CT 290.4 / Rhetoric 240G.2
Itineraries of Dissent: Treason, Rebellion, Revolution

Professor Samera Esmeir
Thursday, 11 am-2 pm, 7415 Dwinelle

What is the relationship between treason, rebellion and revolution? Some suggest that a revolution is an event that succeeds to overthrow the political order whereas a rebellion is an outburst that does not culminate in changing the prevailing order. Related are a number of approaches that emphasize the illegitimacy of rebellion and treason as compared to revolutions that aim to regenerate political communities. In this seminar, we will explore other ways of articulating the relationship between treason, rebellion and revolution beyond questions of success and failure, or in other words, beyond the politics of ends. We will pursue two distinct itineraries of revolution and rebellion, and trace their blending in the anti-colonial struggles of the twentieth century. With the first itinerary, we will explore the consolidation of the term in writings about the motion of heavenly spheres (Nicolaus Copernicus’s On the Revolutions of Heavenly Spheres [1542]) and the acquiring of the term, half a century later, of modern political resonance indicating the overthrowing of a political regime. In this context, we will read John Locke’s “Right to Revolution” and continue to examine the reconfiguration of the term and its life in the course of the nineteenth and twentieth centuries. The second itinerary explores the history of rebellion in relation to treason, as the two terms were closely related. The focus in this itinerary will be on the figure of the rebel and the treasonous/rebellious act/practice, starting with Renaissance England and culminating in contemporary treason. Finally, we will consider the intersection of these two itineraries in decolonization struggles, while assessing recent interventions concerning the collapse of revolutionary futures.
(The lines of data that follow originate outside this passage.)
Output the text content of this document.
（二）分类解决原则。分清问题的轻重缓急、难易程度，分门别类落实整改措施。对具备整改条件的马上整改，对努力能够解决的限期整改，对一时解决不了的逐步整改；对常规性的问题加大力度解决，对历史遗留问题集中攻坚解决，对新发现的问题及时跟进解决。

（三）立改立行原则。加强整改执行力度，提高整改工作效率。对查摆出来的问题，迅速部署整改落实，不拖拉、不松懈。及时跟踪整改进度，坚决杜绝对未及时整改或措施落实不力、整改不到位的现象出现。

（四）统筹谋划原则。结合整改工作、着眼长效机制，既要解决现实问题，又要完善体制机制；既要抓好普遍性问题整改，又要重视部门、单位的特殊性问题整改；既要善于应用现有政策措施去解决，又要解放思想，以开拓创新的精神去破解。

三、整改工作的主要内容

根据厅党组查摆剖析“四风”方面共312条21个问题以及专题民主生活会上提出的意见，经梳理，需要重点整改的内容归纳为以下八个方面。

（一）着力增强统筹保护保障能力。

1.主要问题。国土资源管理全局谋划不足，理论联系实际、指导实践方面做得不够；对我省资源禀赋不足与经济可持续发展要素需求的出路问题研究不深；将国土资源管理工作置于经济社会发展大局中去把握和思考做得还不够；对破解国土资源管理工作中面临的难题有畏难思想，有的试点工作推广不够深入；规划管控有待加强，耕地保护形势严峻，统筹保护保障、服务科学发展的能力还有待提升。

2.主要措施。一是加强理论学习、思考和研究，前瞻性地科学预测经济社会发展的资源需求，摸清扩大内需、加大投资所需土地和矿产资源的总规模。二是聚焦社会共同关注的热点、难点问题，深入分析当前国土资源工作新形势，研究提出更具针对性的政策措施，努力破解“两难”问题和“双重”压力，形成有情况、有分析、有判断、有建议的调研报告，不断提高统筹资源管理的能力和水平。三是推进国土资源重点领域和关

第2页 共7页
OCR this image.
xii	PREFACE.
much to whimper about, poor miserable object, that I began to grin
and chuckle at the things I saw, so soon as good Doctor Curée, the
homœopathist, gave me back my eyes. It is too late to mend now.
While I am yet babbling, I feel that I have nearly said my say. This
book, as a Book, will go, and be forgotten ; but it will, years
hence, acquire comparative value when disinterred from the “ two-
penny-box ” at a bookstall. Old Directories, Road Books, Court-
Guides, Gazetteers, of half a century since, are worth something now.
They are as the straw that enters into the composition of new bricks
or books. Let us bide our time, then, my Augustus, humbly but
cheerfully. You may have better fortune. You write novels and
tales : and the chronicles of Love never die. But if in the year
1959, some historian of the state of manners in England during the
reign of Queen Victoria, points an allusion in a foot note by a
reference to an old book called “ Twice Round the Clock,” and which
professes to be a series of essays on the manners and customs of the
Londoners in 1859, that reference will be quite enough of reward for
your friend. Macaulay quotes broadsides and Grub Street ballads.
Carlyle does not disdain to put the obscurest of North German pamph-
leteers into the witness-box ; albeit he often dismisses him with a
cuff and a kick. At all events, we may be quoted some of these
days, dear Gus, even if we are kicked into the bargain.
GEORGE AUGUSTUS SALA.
In addition to the books below, we will read selections from C.L.R James and Albert Camus, John Locke as well as articles on rebellion and treason in English law.

Nicolaus Copernicus, On the Revolutions of Heavenly Spheres
George Huntston William, The Radical Reformation
Christopher Hill, The World Turned Upside Down: Radical Ideas During the English Revolution
Karl Marx, The Communist Manifesto
Lenin, Revolution at the Gates
Carl Schmitt, A Theory of the Partisan
Hannah Arendt, On Revolution
Koselleck, Critique and Crisis
Michel Foucault, Society Must be Defended
Rebecca Lemon, Treason by Words: Literature, Law and Rebellion in Shakespeare’s England
Giorgio Agamben, Civil War as a Political Paradigm
James Scott, The Art of Not Being Governed: An Anarchist History of Upland Southeast Asia
David Scott, Omens of Adversity: Tragedy, Time, Memory, Justice

Critical Theory 290.5 / Film Studies 240 / German 214
Avant-garde

Professor Tony Kaes
Monday, 1-6 pm, 282 Dwinelle

This seminar will focus on the emergence of a new visual language in film and photography in the 1920s.  We will analyze works and manifestoes of avant-garde movements (Dada, Bauhaus, New Objectivity, Surrealism) and explore the entanglement of modernist aesthetics with political thought and praxis. Writings by Georg Simmel, Walter Benjamin, Theodor W. Adorno, Siegfried Kracauer, Roland Barthes and Jacques Rancière will help us discuss theories and concepts of the historical avant-garde that still resonate in contemporary art.  All texts will be in English.